16

Unos días después, murió. Nathalie estaba ida, atontada por los calmantes. No dejaba de pensar en el último instante que habían pasado juntos. Era demasiado absurdo. ¿Cómo podía tanta felicidad hacerse pedazos de esa manera? Terminarse con el espectáculo ridículo de un hombre dando saltitos en un salón. Y esas últimas palabras susurradas al oído. Nathalie no las recordaría nunca. Quizá simplemente François le soplara en la nuca. En el momento de marcharse sin duda era ya sólo un fantasma. Una forma humana, desde luego, pero que no produce más que silencio porque la muerte ya está ahí.

El día del entierro no faltaba nadie. Se congregaron todos en la región donde François había pasado su infancia. Le habría alegrado ver a tanta gente, se dijo Nathalie. Pero no, era absurdo pensar esas cosas. ¿Cómo puede un muerto alegrarse de nada? Se está descomponiendo entre cuatro tablas de madera: ¿cómo podría estar contento? Mientras seguía al féretro, rodeada por los suyos, a Nathalie se le pasó por la cabeza otra idea: son los mismos invitados que en nuestra boda. Sí, están todos aquí. Exactamente igual. Unos años después, volvemos a reunimos, y algunos seguramente van igual vestidos que entonces. Habrán sacado del armario su único traje oscuro, que lo mismo vale para la felicidad que para la desgracia. Única diferencia: el tiempo. Hoy el sol era radiante, hacía casi calor. Demasiado para el mes de febrero. Sí, el sol brillaba sin descanso. Y Nathalie, que lo miraba de frente, hasta casi quemarse los ojos, dejaba que un halo de luz fría le nublara la vista.

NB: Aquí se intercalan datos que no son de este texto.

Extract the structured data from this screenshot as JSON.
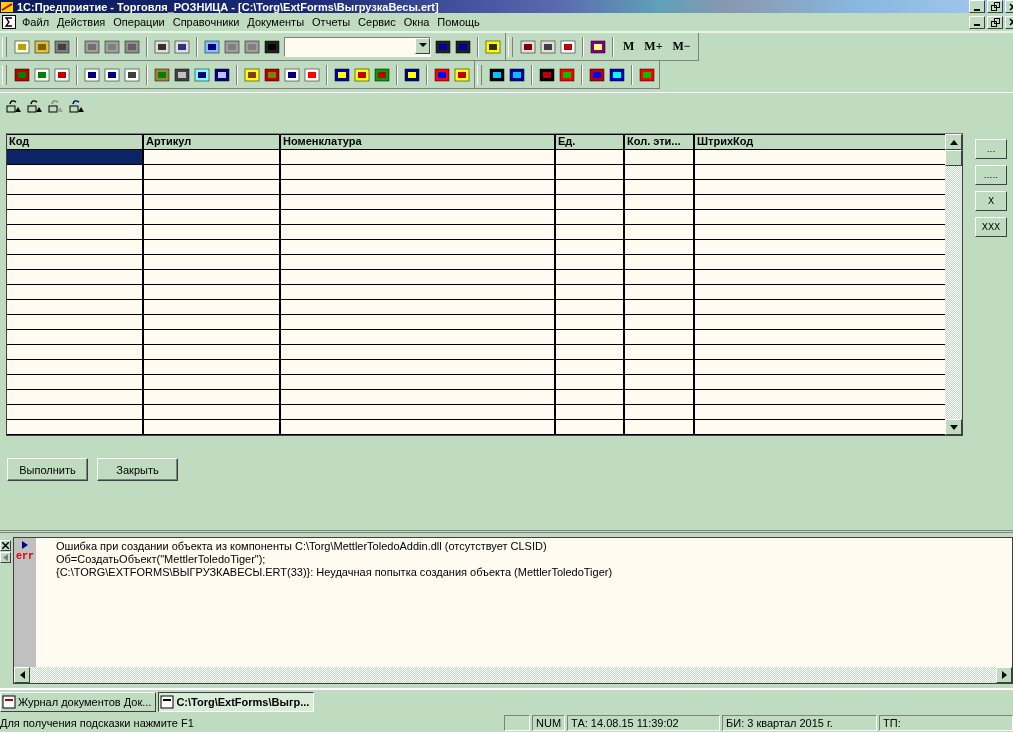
{
  "window": {
    "title": "1С:Предприятие - Торговля_РОЗНИЦА - [C:\\Torg\\ExtForms\\ВыгрузкаВесы.ert]"
  },
  "menu": [
    "Файл",
    "Действия",
    "Операции",
    "Справочники",
    "Документы",
    "Отчеты",
    "Сервис",
    "Окна",
    "Помощь"
  ],
  "toolbar": {
    "memory_buttons": [
      "M",
      "M+",
      "M−"
    ]
  },
  "table": {
    "columns": [
      "Код",
      "Артикул",
      "Номенклатура",
      "Ед.",
      "Кол. эти...",
      "ШтрихКод"
    ],
    "rows": [
      {
        "selected": true
      },
      {
        "selected": false
      },
      {
        "selected": false
      },
      {
        "selected": false
      },
      {
        "selected": false
      },
      {
        "selected": false
      },
      {
        "selected": false
      },
      {
        "selected": false
      },
      {
        "selected": false
      },
      {
        "selected": false
      },
      {
        "selected": false
      },
      {
        "selected": false
      },
      {
        "selected": false
      },
      {
        "selected": false
      },
      {
        "selected": false
      },
      {
        "selected": false
      },
      {
        "selected": false
      },
      {
        "selected": false
      },
      {
        "selected": false
      }
    ]
  },
  "side_buttons": [
    "...",
    ".....",
    "X",
    "XXX"
  ],
  "buttons": [
    "Выполнить",
    "Закрыть"
  ],
  "messages": {
    "marker": "err",
    "lines": [
      "Ошибка при создании объекта из компоненты C:\\Torg\\MettlerToledoAddin.dll (отсутствует CLSID)",
      "Об=СоздатьОбъект(\"MettlerToledoTiger\");",
      "{C:\\TORG\\EXTFORMS\\ВЫГРУЗКАВЕСЫ.ERT(33)}: Неудачная попытка создания объекта (MettlerToledoTiger)"
    ]
  },
  "taskbar": [
    {
      "label": "Журнал документов  Док...",
      "selected": false
    },
    {
      "label": "C:\\Torg\\ExtForms\\Выгр...",
      "selected": true
    }
  ],
  "status_bar": {
    "hint": "Для получения подсказки нажмите F1",
    "num": "NUM",
    "ta": "ТА: 14.08.15  11:39:02",
    "bi": "БИ: 3 квартал 2015 г.",
    "tp": "ТП:"
  }
}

Lo enterraron, y ya está, eso fue todo.


Después del entierro Nathalie sólo tenía ganas de estar sola. No quería volver a casa de sus padres. Ya no quería sentir más su mirada compasiva. Quería esconderse, encerrarse, vivir en una tumba. Unos amigos la llevaron a su casa. Durante todo el trayecto en coche, nadie supo qué decir. El conductor propuso poner un poco de música. Pero, enseguida, Nathalie le pidió que la quitara. Era insoportable. Cada canción le recordaba a François. Cada nota era el eco de un recuerdo, de una anécdota, de una risa. Se dio cuenta entonces de que sería horrible. En siete años de vida en común, François había tenido tiempo de desperdigarse por todas partes, de dejar huella en cada bocanada de aire. Nathalie comprendió que no podría vivir nada que le hiciera olvidar su muerte.

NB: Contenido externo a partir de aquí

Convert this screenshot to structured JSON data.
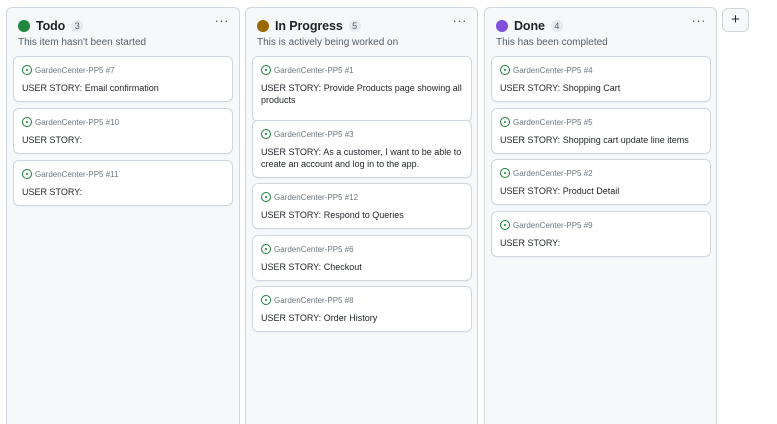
{
  "columns": [
    {
      "title": "Todo",
      "count": "3",
      "description": "This item hasn't been started",
      "color": "#1f883d",
      "more_icon": "ellipsis-icon",
      "cards": [
        {
          "repo": "GardenCenter-PP5 #7",
          "title": "USER STORY: Email confirmation"
        },
        {
          "repo": "GardenCenter-PP5 #10",
          "title": "USER STORY:"
        },
        {
          "repo": "GardenCenter-PP5 #11",
          "title": "USER STORY:"
        }
      ]
    },
    {
      "title": "In Progress",
      "count": "5",
      "description": "This is actively being worked on",
      "color": "#9a6700",
      "more_icon": "ellipsis-icon",
      "cards": [
        {
          "repo": "GardenCenter-PP5 #1",
          "title": "USER STORY: Provide Products page showing all products"
        },
        {
          "repo": "GardenCenter-PP5 #3",
          "title": "USER STORY: As a customer, I want to be able to create an account and log in to the app."
        },
        {
          "repo": "GardenCenter-PP5 #12",
          "title": "USER STORY: Respond to Queries"
        },
        {
          "repo": "GardenCenter-PP5 #6",
          "title": "USER STORY: Checkout"
        },
        {
          "repo": "GardenCenter-PP5 #8",
          "title": "USER STORY: Order History"
        }
      ]
    },
    {
      "title": "Done",
      "count": "4",
      "description": "This has been completed",
      "color": "#8250df",
      "more_icon": "ellipsis-icon",
      "cards": [
        {
          "repo": "GardenCenter-PP5 #4",
          "title": "USER STORY: Shopping Cart"
        },
        {
          "repo": "GardenCenter-PP5 #5",
          "title": "USER STORY: Shopping cart update line items"
        },
        {
          "repo": "GardenCenter-PP5 #2",
          "title": "USER STORY: Product Detail"
        },
        {
          "repo": "GardenCenter-PP5 #9",
          "title": "USER STORY:"
        }
      ]
    }
  ],
  "add_column": {
    "label": "+",
    "icon": "plus-icon"
  },
  "issue_icon": "issue-open-icon",
  "issue_icon_color": "#1a7f37"
}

Sus amigos la ayudaron a subir sus cosas, pero no quiso que entraran.

– No os invito a quedaros. Estoy cansada.

– ¿Nos llamarás si necesitas algo, lo que sea?

– Sí.

– ¿Prometido?

– Sí, prometido.

Les dio las gracias y se despidió con un beso. Cuando por fin se quedó sola, se sintió aliviada. Otros no habrían soportado la soledad en ese momento. Nathalie soñaba con estar sola. Y, sin embargo, la situación lo hacía todo más insostenible. Recorría el salón, y todo estaba ahí. Exactamente igual que antes. No se había movido nada. La manta seguía sobre el sofá. También la tetera, sobre la mesa baja, con el libro que estaba leyendo. Le impresionó especialmente ver el señalador. El libro quedaba así dividido en dos; la primera parte la había leído mientras aún vivía François. Y, en la página 321, François había muerto. ¿Qué hay que hacer en esos casos? ¿Puede alguien proseguir la lectura de un libro interrumpido por la muerte de su marido?